[Fock, Franciscus)]
FOCK (Franciscus), geb. te Loevestein in 1755, overl. te Amsterdam 23 Jan. 1820. Zijn overgrootvader Gerardus Fock stierf als predikant te Valburg 30 Nov. 1745; zijn groot vader Franciscus Fock stierf als predikant te Loevestein in 1748; zijn vader Petrus Fock werd emeritus als predikant te Loevestein in 1795. Hij studeerde te Leiden in de godgeleerdheid en werd predikant te Tricht 6 April 1777, te Asperen 23 Oct. 1785, te Delfshaven 25 Oct. 1789, te Gouda 14 Mei 1797, te Amsterdam 18 Maart 1798. Op 31 Oct. 1779 is hij gehuwd met Adriana van Everdingen (geb. 1 Nov. 1749, overl. 1809).
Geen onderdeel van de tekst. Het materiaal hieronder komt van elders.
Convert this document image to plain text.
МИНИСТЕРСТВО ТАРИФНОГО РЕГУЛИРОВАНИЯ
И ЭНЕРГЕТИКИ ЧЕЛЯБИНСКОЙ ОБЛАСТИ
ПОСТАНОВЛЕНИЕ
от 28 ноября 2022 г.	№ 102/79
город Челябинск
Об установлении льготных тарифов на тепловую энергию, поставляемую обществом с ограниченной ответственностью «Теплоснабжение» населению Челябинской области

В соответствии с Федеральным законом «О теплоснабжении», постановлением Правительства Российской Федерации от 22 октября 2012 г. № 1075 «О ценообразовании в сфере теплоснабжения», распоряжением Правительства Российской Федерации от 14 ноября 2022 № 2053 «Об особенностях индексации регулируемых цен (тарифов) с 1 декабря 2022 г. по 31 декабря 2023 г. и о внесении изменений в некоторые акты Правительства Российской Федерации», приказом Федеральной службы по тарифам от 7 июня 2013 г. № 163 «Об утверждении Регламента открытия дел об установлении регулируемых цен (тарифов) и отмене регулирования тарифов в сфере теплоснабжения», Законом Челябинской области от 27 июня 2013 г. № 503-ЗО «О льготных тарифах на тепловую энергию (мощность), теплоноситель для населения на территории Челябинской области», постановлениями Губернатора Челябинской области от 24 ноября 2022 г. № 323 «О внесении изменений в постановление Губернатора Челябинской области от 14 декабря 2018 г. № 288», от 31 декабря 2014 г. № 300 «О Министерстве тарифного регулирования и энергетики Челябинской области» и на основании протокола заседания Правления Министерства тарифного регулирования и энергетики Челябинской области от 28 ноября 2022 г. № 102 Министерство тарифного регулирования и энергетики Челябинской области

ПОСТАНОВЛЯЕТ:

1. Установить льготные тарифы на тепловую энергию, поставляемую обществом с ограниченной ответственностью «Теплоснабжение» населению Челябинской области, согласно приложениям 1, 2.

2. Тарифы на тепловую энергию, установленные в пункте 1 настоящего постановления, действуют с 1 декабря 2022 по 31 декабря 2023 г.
Hij schreef: Verhandeling over de zachtmoedigheid (Amst. 1802); Verhandeling over de vredelievendheid (Amst. z.j.); Noach in zijn lotgevallen en karakter beschouwd.... (Amst. 1809), en een voorrede in de vertaling van Ewald's Opvoeding van het menschdom.
Zijn portret is gegraveerd door H.W. Caspari.
Zie: de Bie en Loosjes, Biogr. Woordenboek van Protest Godgel. in Ned. III, 77 v.; Kerkelijk Handboek (1903) Bijl. 157 (bis), (1907) Bijl. 103, 109, 117, (1908) Bijl. 103; Alphabetische naamlijst van boeken.... (1790-1831), 173 v.; Bibliotheca theologica et philosophica (Lugd. Bat., Burgersdijk en Niermans 1900), 774.